Police said the rival demonstration was kept apart from the far-right rally and drew a few hundred people, a small number of whom were detained.
The far-right rally was organized by groups including the English Defence League (EDL) which has been a driving force behind a handful of similar events, most recently a Danish rally in March.
The EDL gained international attention through anti-Islamic fanatic Anders Behring Breivik, who killed 77 people in Norway a year ago and who referred to it admiringly in a manifesto on the Internet. The group has denied links to Breivik.
Support has grown in European countries for populist, nationalist and anti-immigration movements and in Sweden the anti-immigrant Sweden Democrats won seats in parliament for the first time in 2010.
However, previous attempts by European far-right groups to join forces have foundered amid splits and feuding over ideology and leadership.
Nottingham University's Matthew Goodwin, an expert on British far-right militant groups, said the Stockholm meeting was of strategic importance despite the modest turnout.
"The attending are quite significant figures within the anti-jihad movement. It signifies the strengthening links between counter-jihad groups and anti-Muslim groups within Europe and the United States," he said.
EDL leader Stephen Lennon, who also calls himself Tommy Robinson and who founded the group three years ago, said the meeting was about sharing resources and coordinating strategies. {ID:nL6E8FK5XL]

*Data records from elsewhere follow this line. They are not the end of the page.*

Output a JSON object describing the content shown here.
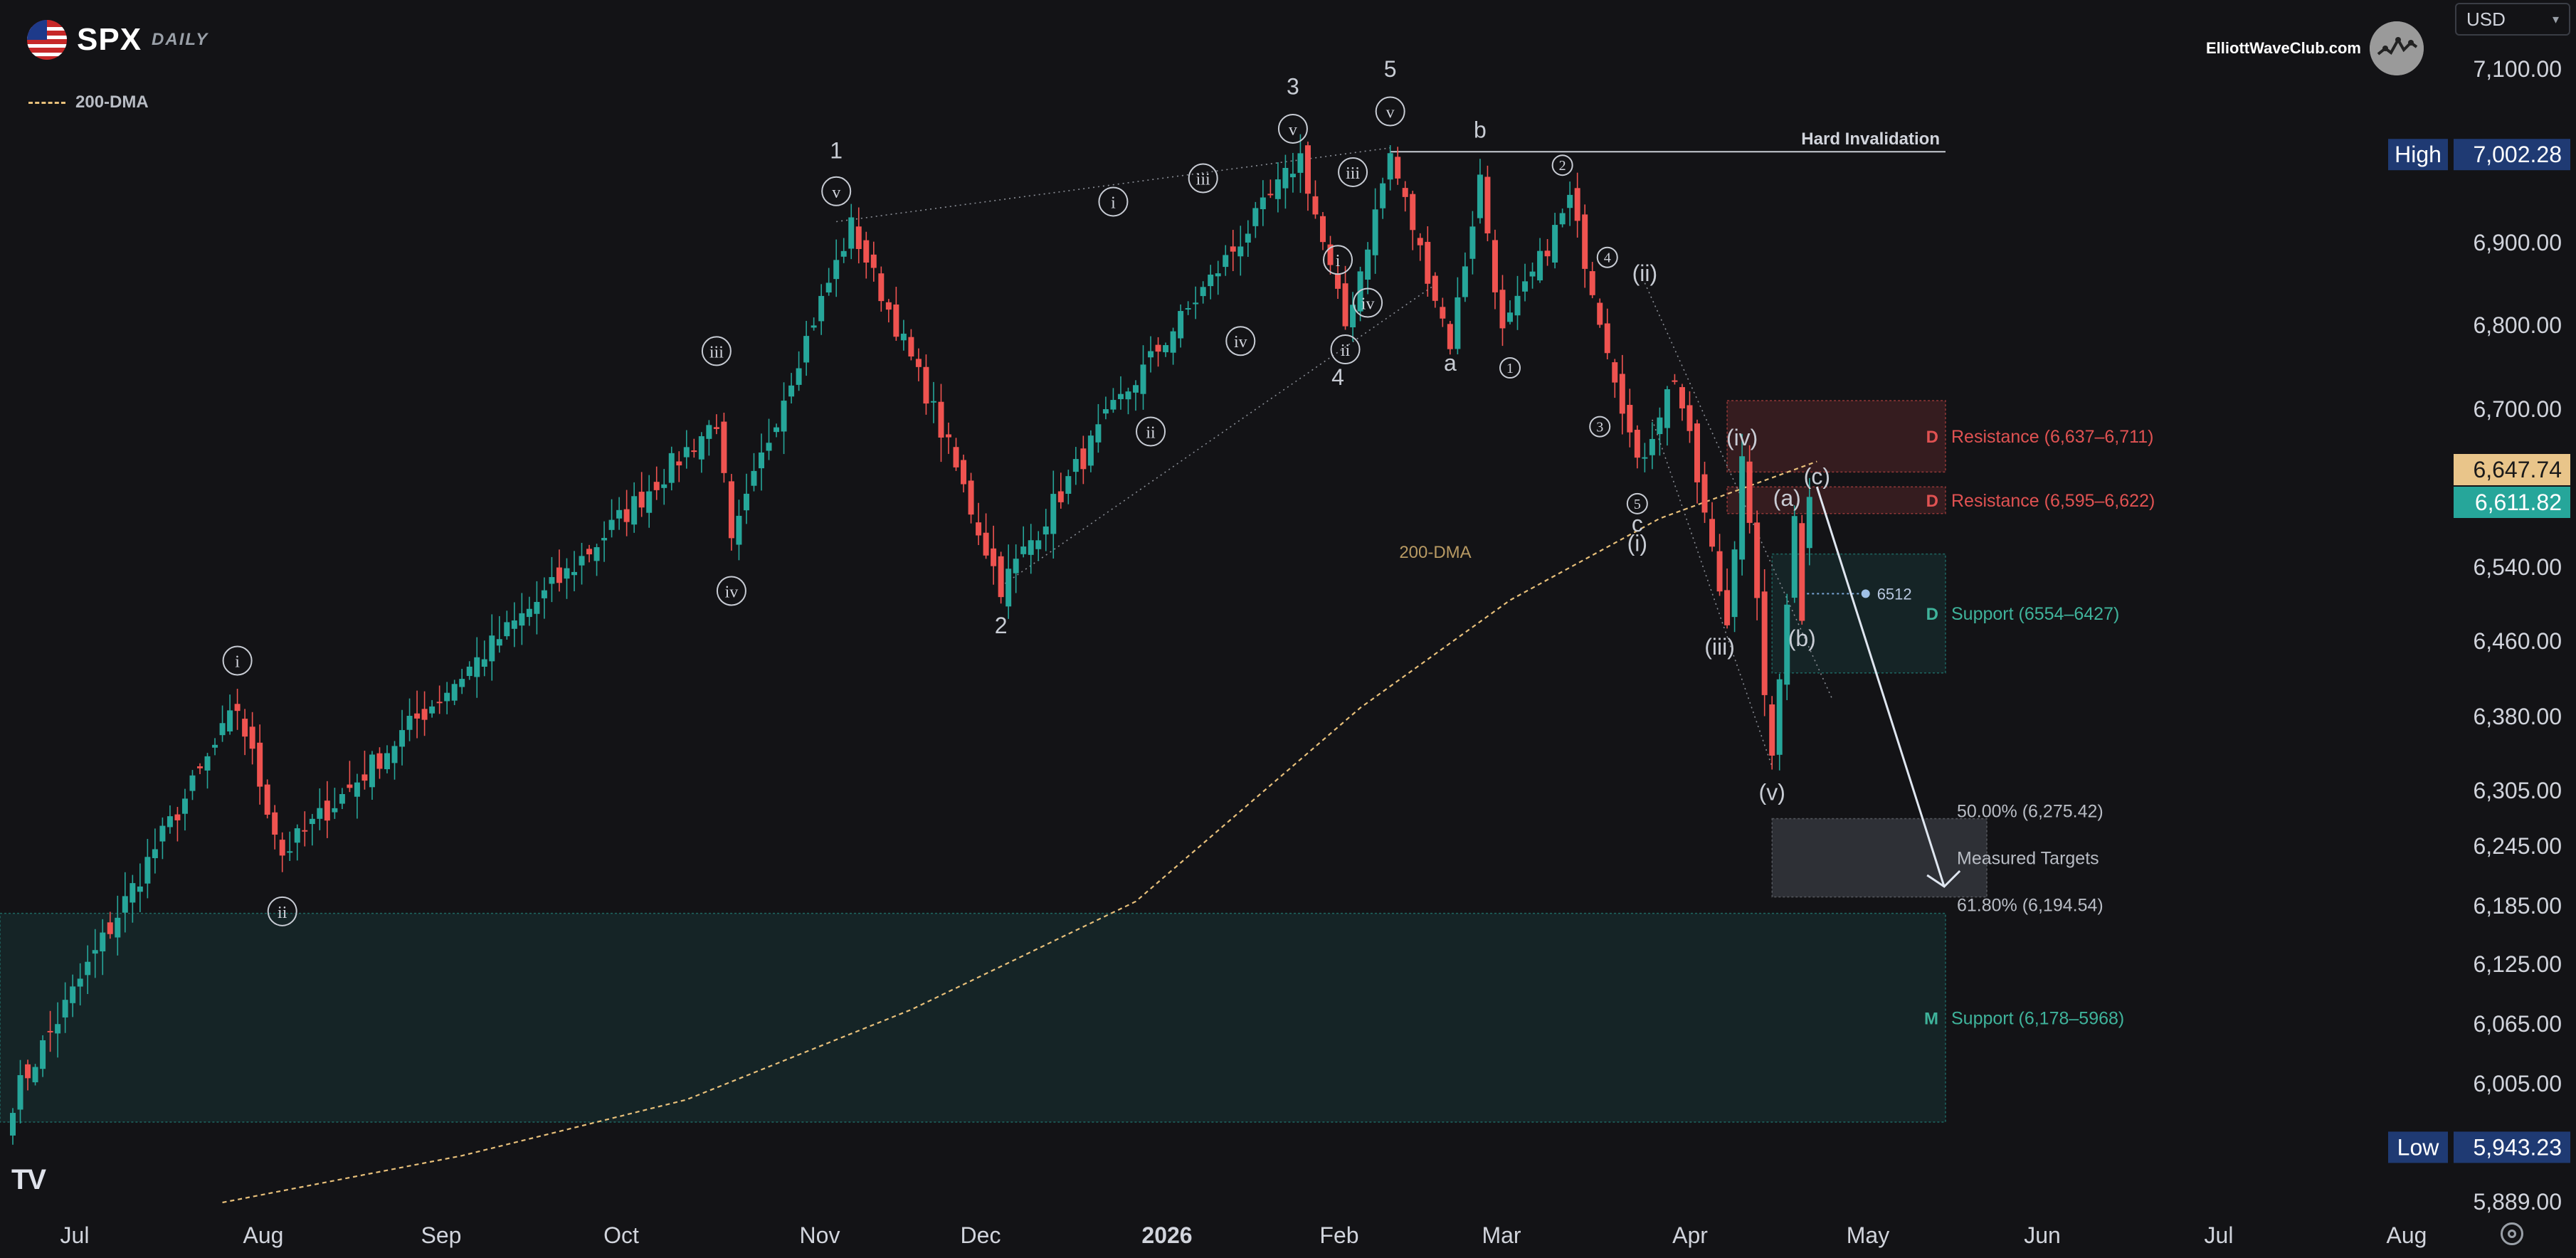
{
  "header": {
    "ticker": "SPX",
    "timeframe": "DAILY",
    "brand": "ElliottWaveClub.com",
    "currency": "USD"
  },
  "legend": {
    "ma_label": "200-DMA"
  },
  "colors": {
    "background": "#131316",
    "up": "#26a69a",
    "down": "#ef5350",
    "ma": "#e8c07a",
    "resistance": "#e05252",
    "support": "#3fb39b",
    "panel": "#f4f5f7",
    "label_bg": "#1f3a73",
    "target_zone": "#40444d"
  },
  "icons": [
    "us-flag-icon",
    "brand-badge-icon",
    "tradingview-logo-icon",
    "settings-icon",
    "chevron-down-icon"
  ],
  "chart_data": {
    "type": "candlestick",
    "title": "SPX",
    "subtitle": "DAILY",
    "ylim": [
      5889,
      7170
    ],
    "y_ticks": [
      {
        "value": 7100,
        "label": "7,100.00"
      },
      {
        "value": 6900,
        "label": "6,900.00"
      },
      {
        "value": 6800,
        "label": "6,800.00"
      },
      {
        "value": 6700,
        "label": "6,700.00"
      },
      {
        "value": 6540,
        "label": "6,540.00"
      },
      {
        "value": 6460,
        "label": "6,460.00"
      },
      {
        "value": 6380,
        "label": "6,380.00"
      },
      {
        "value": 6305,
        "label": "6,305.00"
      },
      {
        "value": 6245,
        "label": "6,245.00"
      },
      {
        "value": 6185,
        "label": "6,185.00"
      },
      {
        "value": 6125,
        "label": "6,125.00"
      },
      {
        "value": 6065,
        "label": "6,065.00"
      },
      {
        "value": 6005,
        "label": "6,005.00"
      },
      {
        "value": 5889,
        "label": "5,889.00"
      }
    ],
    "x_labels": [
      "Jul",
      "Aug",
      "Sep",
      "Oct",
      "Nov",
      "Dec",
      "2026",
      "Feb",
      "Mar",
      "Apr",
      "May",
      "Jun",
      "Jul",
      "Aug"
    ],
    "x_label_bold": "2026",
    "price_tags": [
      {
        "name": "high",
        "label": "High",
        "value": "7,002.28",
        "y": 7002.28
      },
      {
        "name": "low",
        "label": "Low",
        "value": "5,943.23",
        "y": 5943.23
      },
      {
        "name": "ma-current",
        "label": "",
        "value": "6,647.74",
        "y": 6647.74
      },
      {
        "name": "last-price",
        "label": "",
        "value": "6,611.82",
        "y": 6611.82
      }
    ],
    "anchors": [
      {
        "name": "jul-start",
        "day": 0,
        "price": 5990
      },
      {
        "name": "late-jul",
        "day": 30,
        "price": 6390
      },
      {
        "name": "aug-low",
        "day": 36,
        "price": 6238
      },
      {
        "name": "sep-high",
        "day": 94,
        "price": 6690
      },
      {
        "name": "oct-low",
        "day": 96,
        "price": 6560
      },
      {
        "name": "oct-high-1",
        "day": 112,
        "price": 6920
      },
      {
        "name": "nov-low-2",
        "day": 132,
        "price": 6520
      },
      {
        "name": "dec-high-3",
        "day": 172,
        "price": 7000
      },
      {
        "name": "dec-low-4",
        "day": 178,
        "price": 6800
      },
      {
        "name": "jan-high-5",
        "day": 184,
        "price": 7002.28
      },
      {
        "name": "jan-low-a",
        "day": 192,
        "price": 6780
      },
      {
        "name": "feb-high-b",
        "day": 196,
        "price": 6975
      },
      {
        "name": "feb-low",
        "day": 199,
        "price": 6790
      },
      {
        "name": "feb-high-2",
        "day": 208,
        "price": 6950
      },
      {
        "name": "mar-low-c",
        "day": 217,
        "price": 6640
      },
      {
        "name": "mar-high",
        "day": 222,
        "price": 6740
      },
      {
        "name": "mar-low-iii",
        "day": 229,
        "price": 6480
      },
      {
        "name": "mar-high-iv",
        "day": 231,
        "price": 6660
      },
      {
        "name": "mar-low-v",
        "day": 235,
        "price": 6330
      },
      {
        "name": "apr-a",
        "day": 238,
        "price": 6600
      },
      {
        "name": "apr-b",
        "day": 239,
        "price": 6480
      },
      {
        "name": "apr-last",
        "day": 240,
        "price": 6611.82
      }
    ],
    "ma_200": [
      {
        "day": 28,
        "price": 5889
      },
      {
        "day": 60,
        "price": 5935
      },
      {
        "day": 90,
        "price": 5990
      },
      {
        "day": 120,
        "price": 6080
      },
      {
        "day": 150,
        "price": 6190
      },
      {
        "day": 180,
        "price": 6390
      },
      {
        "day": 200,
        "price": 6505
      },
      {
        "day": 220,
        "price": 6590
      },
      {
        "day": 241,
        "price": 6647.74
      }
    ],
    "zones": [
      {
        "name": "resistance-upper",
        "kind": "resistance",
        "tag": "D",
        "label": "Resistance (6,637–6,711)",
        "from": 6637,
        "to": 6711
      },
      {
        "name": "resistance-lower",
        "kind": "resistance",
        "tag": "D",
        "label": "Resistance (6,595–6,622)",
        "from": 6595,
        "to": 6622
      },
      {
        "name": "support-daily",
        "kind": "support",
        "tag": "D",
        "label": "Support (6554–6427)",
        "from": 6427,
        "to": 6554
      },
      {
        "name": "support-monthly",
        "kind": "support",
        "tag": "M",
        "label": "Support (6,178–5968)",
        "from": 5968,
        "to": 6178
      },
      {
        "name": "measured-targets",
        "kind": "target",
        "tag": "",
        "label": "Measured Targets",
        "from": 6194.54,
        "to": 6275.42
      }
    ],
    "fib_levels": [
      {
        "label": "50.00% (6,275.42)",
        "value": 6275.42
      },
      {
        "label": "61.80% (6,194.54)",
        "value": 6194.54
      }
    ],
    "hard_invalidation": {
      "label": "Hard Invalidation",
      "value": 7002.28
    },
    "level_6512": {
      "label": "6512",
      "value": 6512
    },
    "ma_chart_label": "200-DMA",
    "wave_labels": [
      {
        "text": "i",
        "circled": true,
        "day": 30,
        "price": 6440
      },
      {
        "text": "ii",
        "circled": true,
        "day": 36,
        "price": 6180
      },
      {
        "text": "iii",
        "circled": true,
        "day": 94,
        "price": 6770
      },
      {
        "text": "iv",
        "circled": true,
        "day": 96,
        "price": 6515
      },
      {
        "text": "1",
        "circled": false,
        "day": 110,
        "price": 7006
      },
      {
        "text": "v",
        "circled": true,
        "day": 110,
        "price": 6960
      },
      {
        "text": "2",
        "circled": false,
        "day": 132,
        "price": 6477
      },
      {
        "text": "i",
        "circled": true,
        "day": 147,
        "price": 6948
      },
      {
        "text": "ii",
        "circled": true,
        "day": 152,
        "price": 6678
      },
      {
        "text": "iii",
        "circled": true,
        "day": 159,
        "price": 6975
      },
      {
        "text": "iv",
        "circled": true,
        "day": 164,
        "price": 6782
      },
      {
        "text": "3",
        "circled": false,
        "day": 171,
        "price": 7080
      },
      {
        "text": "v",
        "circled": true,
        "day": 171,
        "price": 7032
      },
      {
        "text": "i",
        "circled": true,
        "day": 177,
        "price": 6880
      },
      {
        "text": "iii",
        "circled": true,
        "day": 179,
        "price": 6982
      },
      {
        "text": "iv",
        "circled": true,
        "day": 181,
        "price": 6828
      },
      {
        "text": "ii",
        "circled": true,
        "day": 178,
        "price": 6772
      },
      {
        "text": "4",
        "circled": false,
        "day": 177,
        "price": 6738
      },
      {
        "text": "5",
        "circled": false,
        "day": 184,
        "price": 7100
      },
      {
        "text": "v",
        "circled": true,
        "day": 184,
        "price": 7052
      },
      {
        "text": "b",
        "circled": false,
        "day": 196,
        "price": 7030
      },
      {
        "text": "a",
        "circled": false,
        "day": 192,
        "price": 6755
      },
      {
        "text": "2",
        "circled": true,
        "day": 207,
        "price": 6990
      },
      {
        "text": "1",
        "circled": true,
        "day": 200,
        "price": 6750
      },
      {
        "text": "4",
        "circled": true,
        "day": 213,
        "price": 6883
      },
      {
        "text": "3",
        "circled": true,
        "day": 212,
        "price": 6683
      },
      {
        "text": "(ii)",
        "circled": false,
        "day": 218,
        "price": 6863
      },
      {
        "text": "5",
        "circled": true,
        "day": 217,
        "price": 6605
      },
      {
        "text": "c",
        "circled": false,
        "day": 217,
        "price": 6584
      },
      {
        "text": "(i)",
        "circled": false,
        "day": 217,
        "price": 6564
      },
      {
        "text": "(iv)",
        "circled": false,
        "day": 231,
        "price": 6671
      },
      {
        "text": "(iii)",
        "circled": false,
        "day": 228,
        "price": 6454
      },
      {
        "text": "(v)",
        "circled": false,
        "day": 235,
        "price": 6303
      },
      {
        "text": "(a)",
        "circled": false,
        "day": 237,
        "price": 6610
      },
      {
        "text": "(c)",
        "circled": false,
        "day": 241,
        "price": 6632
      },
      {
        "text": "(b)",
        "circled": false,
        "day": 239,
        "price": 6463
      }
    ],
    "projection": {
      "from_day": 241,
      "from_price": 6622,
      "to_day": 258,
      "to_price": 6205
    }
  }
}
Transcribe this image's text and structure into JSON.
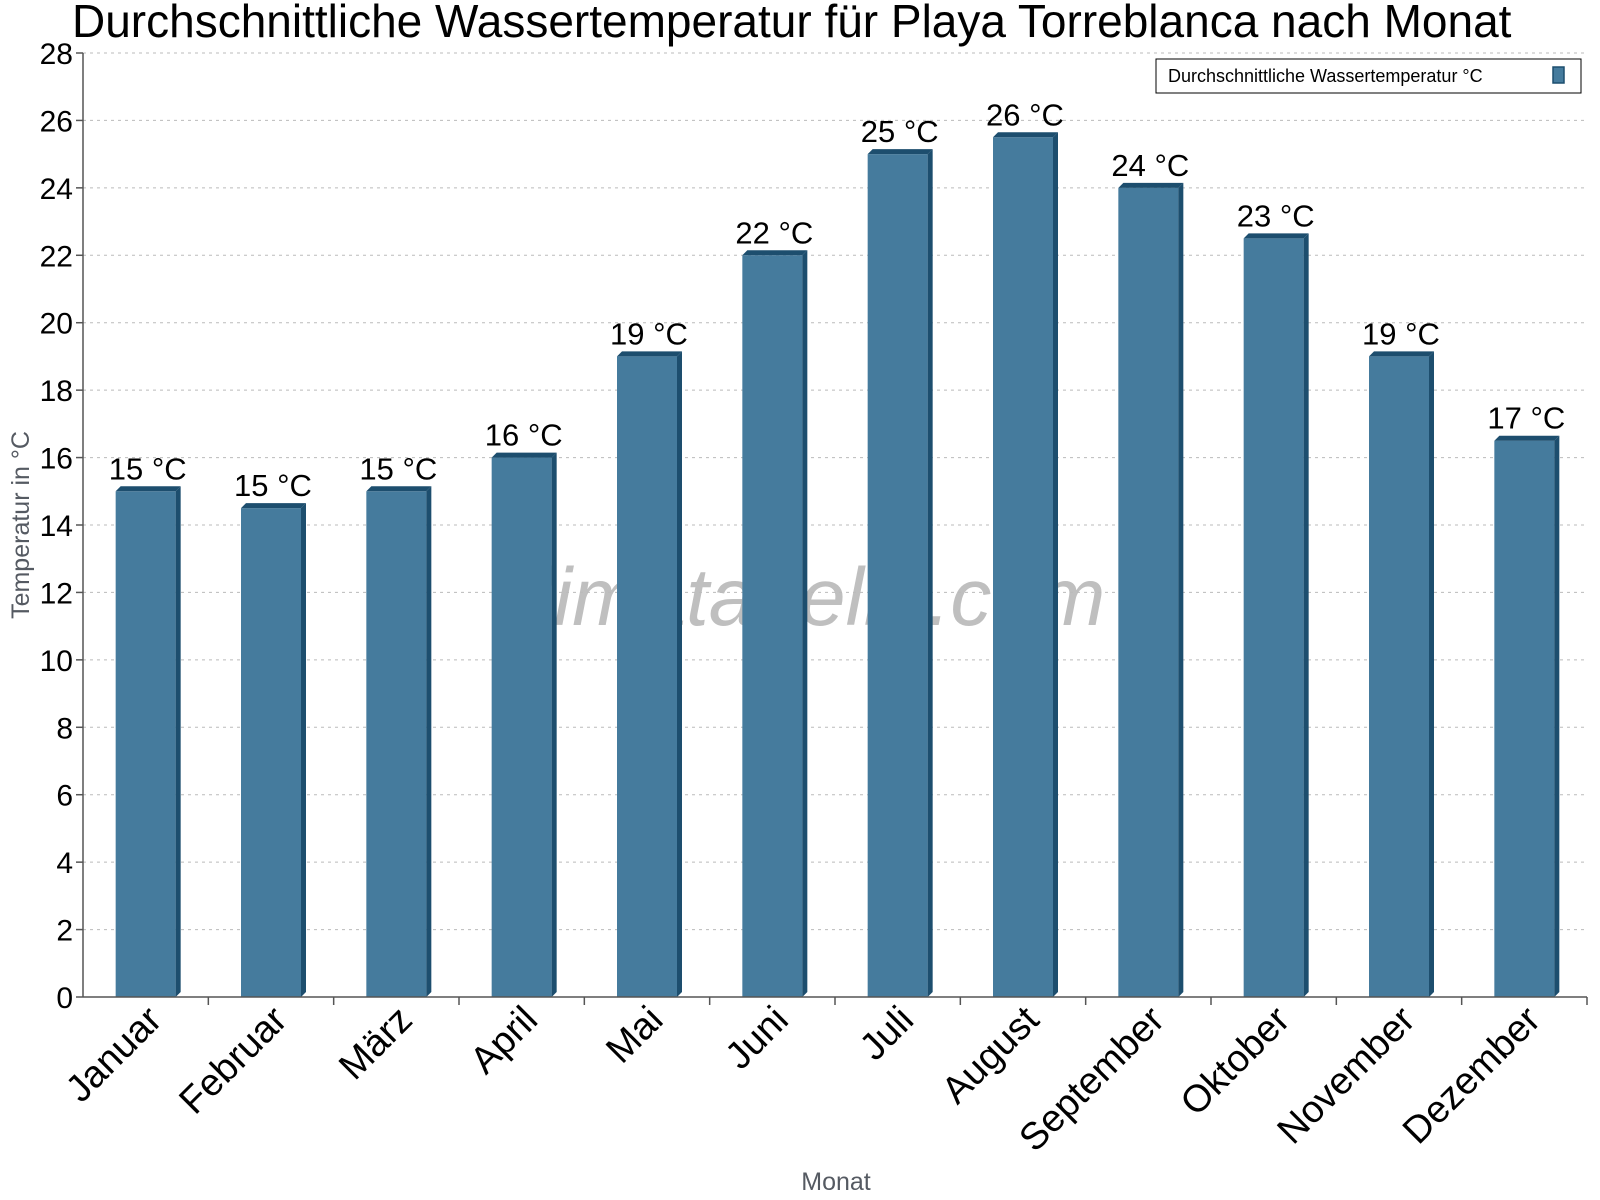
{
  "chart_data": {
    "type": "bar",
    "title": "Durchschnittliche Wassertemperatur für Playa Torreblanca nach Monat",
    "xlabel": "Monat",
    "ylabel": "Temperatur in °C",
    "ylim": [
      0,
      28
    ],
    "yticks": [
      0,
      2,
      4,
      6,
      8,
      10,
      12,
      14,
      16,
      18,
      20,
      22,
      24,
      26,
      28
    ],
    "grid": true,
    "legend_position": "top-right",
    "categories": [
      "Januar",
      "Februar",
      "März",
      "April",
      "Mai",
      "Juni",
      "Juli",
      "August",
      "September",
      "Oktober",
      "November",
      "Dezember"
    ],
    "series": [
      {
        "name": "Durchschnittliche Wassertemperatur °C",
        "values": [
          15,
          14.5,
          15,
          16,
          19,
          22,
          25,
          25.5,
          24,
          22.5,
          19,
          16.5
        ],
        "labels": [
          "15 °C",
          "15 °C",
          "15 °C",
          "16 °C",
          "19 °C",
          "22 °C",
          "25 °C",
          "26 °C",
          "24 °C",
          "23 °C",
          "19 °C",
          "17 °C"
        ],
        "color": "#457b9d",
        "shade_color": "#1d4e6e"
      }
    ],
    "watermark": "klimatabelle.com"
  }
}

"It's about sharing ideology, sharing resources, work together in any way we can over the next 12 months in order to highlight the truth, the truth about Islam," he told Reuters on the sidelines of the Stockholm rally.
Pamela Geller, a leader of groups Stop Islamization of Nations and Stop Islamization of America, said the movement was planning to hold a conference in New York on September 11.
"It's very important that it goes global because what we are fighting is a global ideology," she said.